Private Payers & Medicaid

  • Coverage varies by insurance plan, so some payers may choose to recognize these new codes, while others still require traditional E/M codes and telehealth modifiers.
  • The AMA created these codes in hopes of standardizing telehealth reporting, so there is an expectation that many private payers will start accepting them (especially as the old phone codes were deleted). 
  • Some large national insurers have indicated they will align with AMA coding, but each payer sets its own policy and fee schedule. Practices should reach out to their major payers to confirm: whether CPT 98000-98015 will be accepted for telehealth E/M services, the payment rate, and if these codes will not be accepted—how telehealth visits should be billed.
  • If a payer does cover these codes, make sure your practice management system or billing software has the updated CPT fee schedule with 98000–98015 added. Assign your usual charges to them (perhaps mirroring similar office visit charges). Be aware that some payers might temporarily assign them a status of “manual review” or delay payments early in 2025 as everyone adjusts – keep an eye on your Accounts Receivable for telehealth claims to catch any issues.
  • For practice owners, the big picture is that if a payer reimburses these codes, the payment should be in the same ballpark as an office visit, not drastically different.
  • Telehealth visits coded with 98000–98015 typically still carry the same patient co-pay or coinsurance as an office visit, unless a payer policy says otherwise. Make sure your billing staff knows to apply patient fees correctly based on how the payer adjudicates telehealth codes.
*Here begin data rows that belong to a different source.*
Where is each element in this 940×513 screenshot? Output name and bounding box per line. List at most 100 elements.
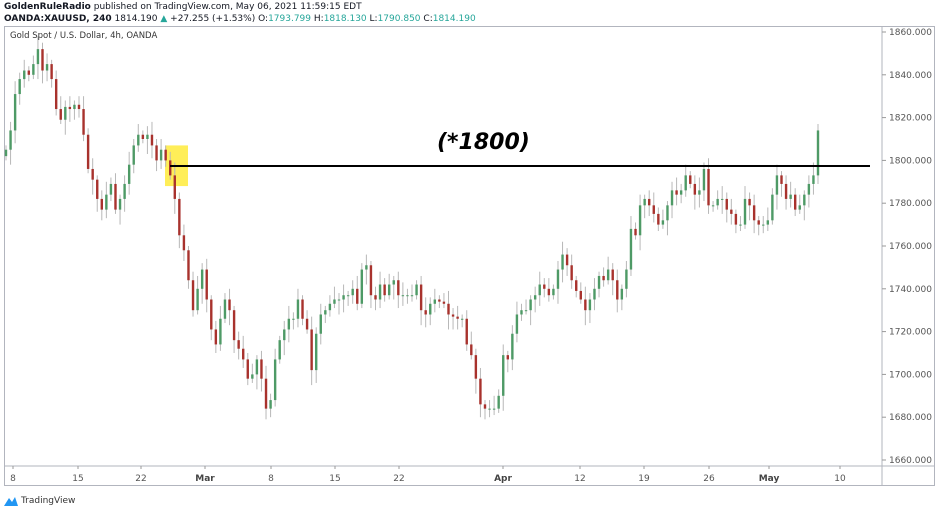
tradingview-logo-icon xyxy=(4,497,18,506)
candle xyxy=(205,258,208,313)
candle xyxy=(424,297,427,328)
candle-body xyxy=(803,194,806,206)
candle xyxy=(725,192,728,223)
candle-body xyxy=(789,194,792,199)
candle xyxy=(86,128,90,174)
candle xyxy=(397,271,400,309)
candle-body xyxy=(606,269,610,281)
candle-body xyxy=(575,280,578,291)
tradingview-logo[interactable]: TradingView xyxy=(4,496,75,506)
candle xyxy=(123,175,126,212)
candle xyxy=(606,256,610,285)
candle xyxy=(305,310,309,334)
candle xyxy=(666,201,669,236)
candle xyxy=(492,395,496,416)
candle xyxy=(45,53,49,82)
candle xyxy=(292,312,295,330)
candle-body xyxy=(273,359,277,401)
time-axis[interactable]: 8 15 22 Mar 8 15 22 Apr 12 19 26 May 10 xyxy=(10,466,846,484)
y-tick-label: 1660.000 xyxy=(889,456,932,466)
candle-body xyxy=(679,190,683,195)
candle-body xyxy=(191,280,195,311)
candle-body xyxy=(100,198,103,210)
candle-body xyxy=(547,288,551,296)
candle-body xyxy=(538,284,541,296)
candle-body xyxy=(118,198,122,210)
candle-body xyxy=(305,318,309,330)
candle xyxy=(629,216,633,276)
candle-body xyxy=(214,329,218,345)
candle-body xyxy=(173,175,176,199)
chart-panel[interactable] xyxy=(4,26,935,486)
candle-body xyxy=(616,280,619,300)
candle-body xyxy=(593,288,596,300)
candle xyxy=(210,295,213,341)
candle-body xyxy=(159,149,163,161)
candle-body xyxy=(588,299,592,311)
candle xyxy=(789,181,792,208)
candle-body xyxy=(310,329,313,371)
candle-body xyxy=(675,190,678,195)
candle-body xyxy=(638,205,642,236)
candle-body xyxy=(283,329,286,341)
candle-body xyxy=(114,183,117,210)
candle-body xyxy=(356,288,359,304)
candle-body xyxy=(91,168,94,180)
publisher-name[interactable]: GoldenRuleRadio xyxy=(4,2,91,12)
candle-body xyxy=(387,284,391,296)
candle-body xyxy=(643,198,646,206)
candle-body xyxy=(488,408,491,410)
candle-body xyxy=(86,134,90,169)
candle xyxy=(159,139,163,169)
candle xyxy=(337,293,341,315)
candle-body xyxy=(506,355,509,360)
candle-body xyxy=(415,284,418,296)
price-axis[interactable]: 1660.000 1680.000 1700.000 1720.000 1740.000… xyxy=(882,28,932,466)
candle-body xyxy=(164,149,167,161)
close-label: C: xyxy=(423,14,433,24)
candle xyxy=(816,124,820,184)
candle xyxy=(593,278,596,311)
candle-body xyxy=(762,224,765,226)
candle-body xyxy=(447,303,450,315)
candle xyxy=(447,290,450,330)
candle-body xyxy=(315,333,318,371)
candle-body xyxy=(543,284,546,289)
candle xyxy=(625,260,628,298)
candle-body xyxy=(725,198,728,210)
candle-body xyxy=(629,228,633,270)
candle-body xyxy=(223,299,227,319)
candle xyxy=(456,305,459,330)
candle-body xyxy=(351,288,354,296)
candle-body xyxy=(734,213,738,225)
open-value: 1793.799 xyxy=(268,14,312,24)
candle xyxy=(287,305,291,343)
candle xyxy=(96,175,99,212)
candle xyxy=(570,254,573,289)
change-arrow-icon: ▲ xyxy=(160,14,168,24)
candle-body xyxy=(9,130,12,150)
candle-body xyxy=(141,134,145,139)
candle-body xyxy=(205,269,208,300)
candle-body xyxy=(812,175,815,184)
candle xyxy=(401,282,405,306)
candle xyxy=(315,327,318,383)
candle xyxy=(164,145,167,167)
candle-body xyxy=(196,288,199,311)
candle xyxy=(716,190,719,210)
candle-body xyxy=(269,400,272,409)
low-label: L: xyxy=(369,14,378,24)
x-tick-label: 8 xyxy=(268,474,274,484)
candle xyxy=(32,55,35,80)
candle xyxy=(584,286,587,326)
candle-body xyxy=(684,175,687,191)
candle-body xyxy=(96,179,99,199)
y-tick-label: 1840.000 xyxy=(889,71,932,81)
candle-body xyxy=(657,213,660,225)
candle xyxy=(702,162,706,202)
candle xyxy=(689,171,692,189)
candles xyxy=(4,36,820,420)
candle xyxy=(333,286,336,309)
candle xyxy=(419,275,423,326)
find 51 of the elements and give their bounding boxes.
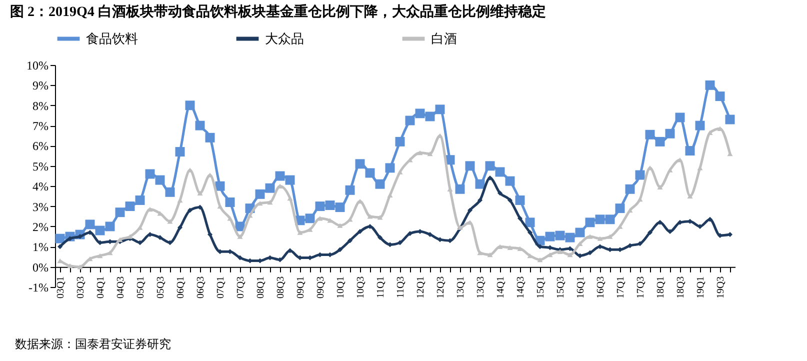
x-tick-label: 15Q1 — [536, 276, 546, 299]
y-tick-label: 0% — [32, 260, 48, 274]
x-tick-label: 10Q3 — [356, 276, 366, 299]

As telehealth continues to mature, we may see broader adoption and standard reimbursement for these services. For now, accuracy and communication with payers are key: code the service correctly, send claims, and be prepared to follow up if something doesn’t get paid as expected. 

It’s also wise to educate providers that a telehealth visit is generally paid at or near the same rate as in-person by many payers – so they should put in the same level of effort and documentation, knowing it’s valued as a true billable service.

Why These Codes Matter

The introduction of CPT codes 98000–98015 reflects the healthcare industry's commitment to adapting to the growing demand for telemedicine services. These codes provide a standardized framework for reporting and billing telemedicine E/M services, ensuring clarity and consistency in medical records and claims processing. For healthcare practice leadership, understanding and implementing these codes is vital for optimizing telemedicine service delivery and reimbursement.

The Bottom Line

CPT 98000–98015 provide a structured way to bill telehealth visits, ensuring that audio-video and audio-only services are properly categorized. However, Medicare does not currently reimburse them, so providers should continue using standard E/M codes with telehealth modifiers for Medicare patients.

For private payers, coverage varies, so practices must verify policies before billing. Additionally, some telehealth coverage extensions remain under legislative review, meaning reimbursement policies could change in the future. Understanding and implementing these codes correctly will help healthcare organizations stay compliant, optimize telehealth reimbursement, and adapt to future policy updates.